I remember my surprise and excitement when I first heard about the “voice of Siri” (. The fact that a real person’s voice was behind the technology made Siri feel more human and authentic (and it’s pretty crazy to see the “Siri voice” being projected by a real person).
But for all the excitement about Siri’s voice, I wonder, who’s behind the ears of Siri?
As anyone who’s ever tried to dictate a coherent note via Siri or do a web search knows, Siri finds speaking much easier than listening.
And don’t we all? If you’ve ever tried to speak a foreign language in a different country, you know that it’s much easier to say, “¿Donde etsa el baño?” than to understand the response you might receive.

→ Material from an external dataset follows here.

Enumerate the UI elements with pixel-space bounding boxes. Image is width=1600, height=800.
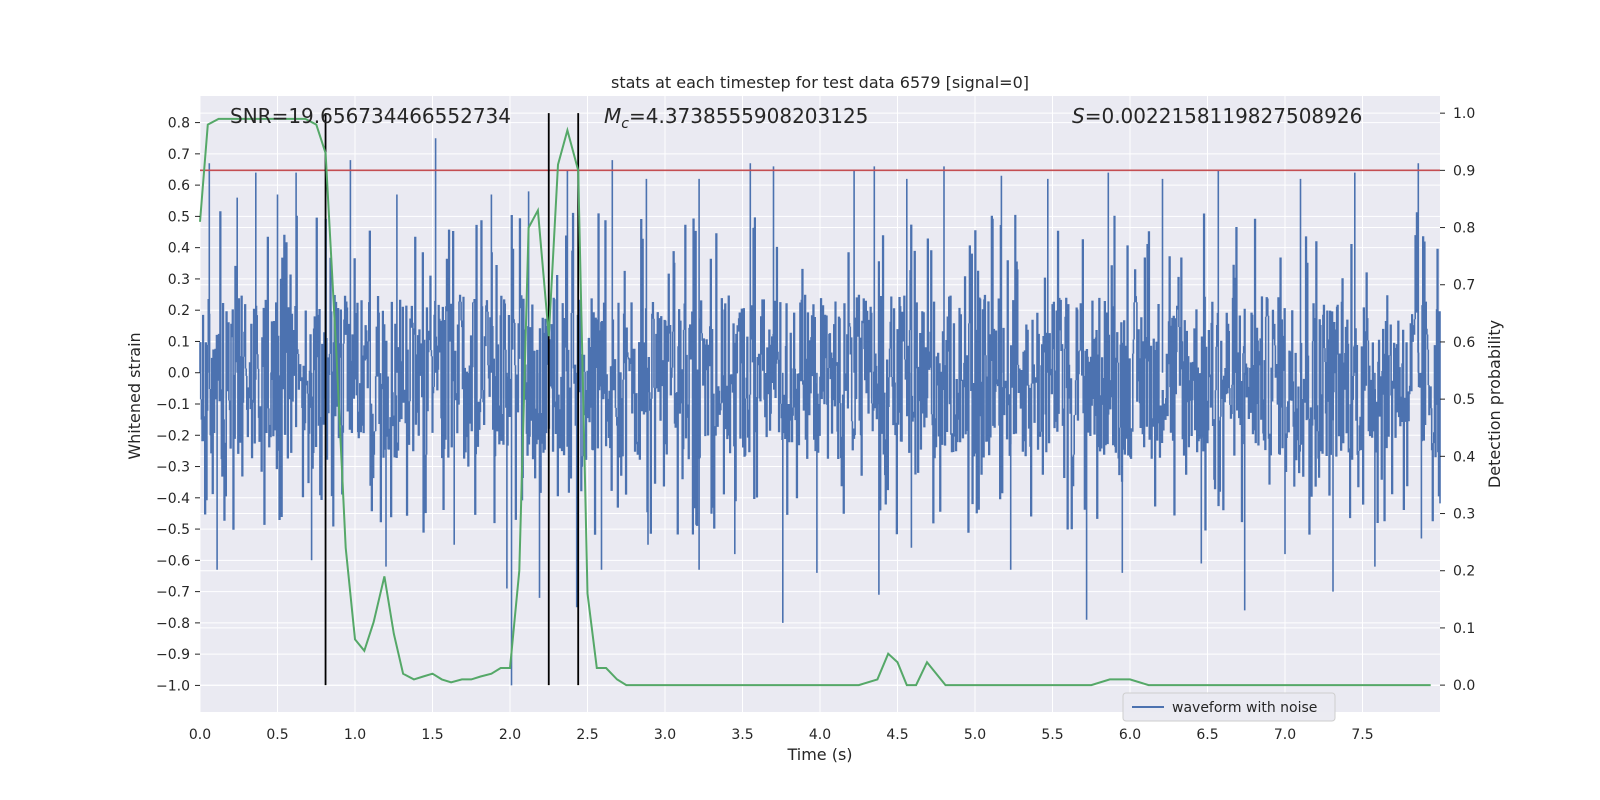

As web designers we often talk about “communicating effectively”. This usually translates into working on the speaking part of a site or app. It’s the listening part, the part that works to understand what the user’s trying to accomplish, trying to empathize, that’s the part that often gets ignored.

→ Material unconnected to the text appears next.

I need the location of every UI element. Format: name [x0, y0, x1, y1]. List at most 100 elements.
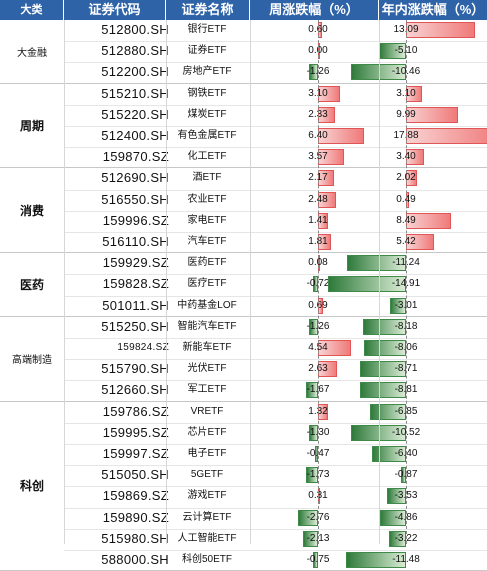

We love listening apps because they’re so rare. We’re delighted when Google translates an incoherently jumbled “wethrea n mst” into “weather in Amsterdam”. Google’s listening not only to what I’m mumbling, but hearing what I’m trying to say.
And note, for all the talk about privacy these days, doesn’t the metaphor of “listening” feel so much less creepy than “watching”?
It’s listening that will set your product apart.
Can we make site and apps that not only speak a user’s language, but can listen even better? Can your next product empathize with the user, listen to where they’re trying to go and help them get there faster?
When we can get the listening part right, we’ll have lovable products that create true fans.
Siri, you have a great voice, but sometimes it feels like you’re just not listening.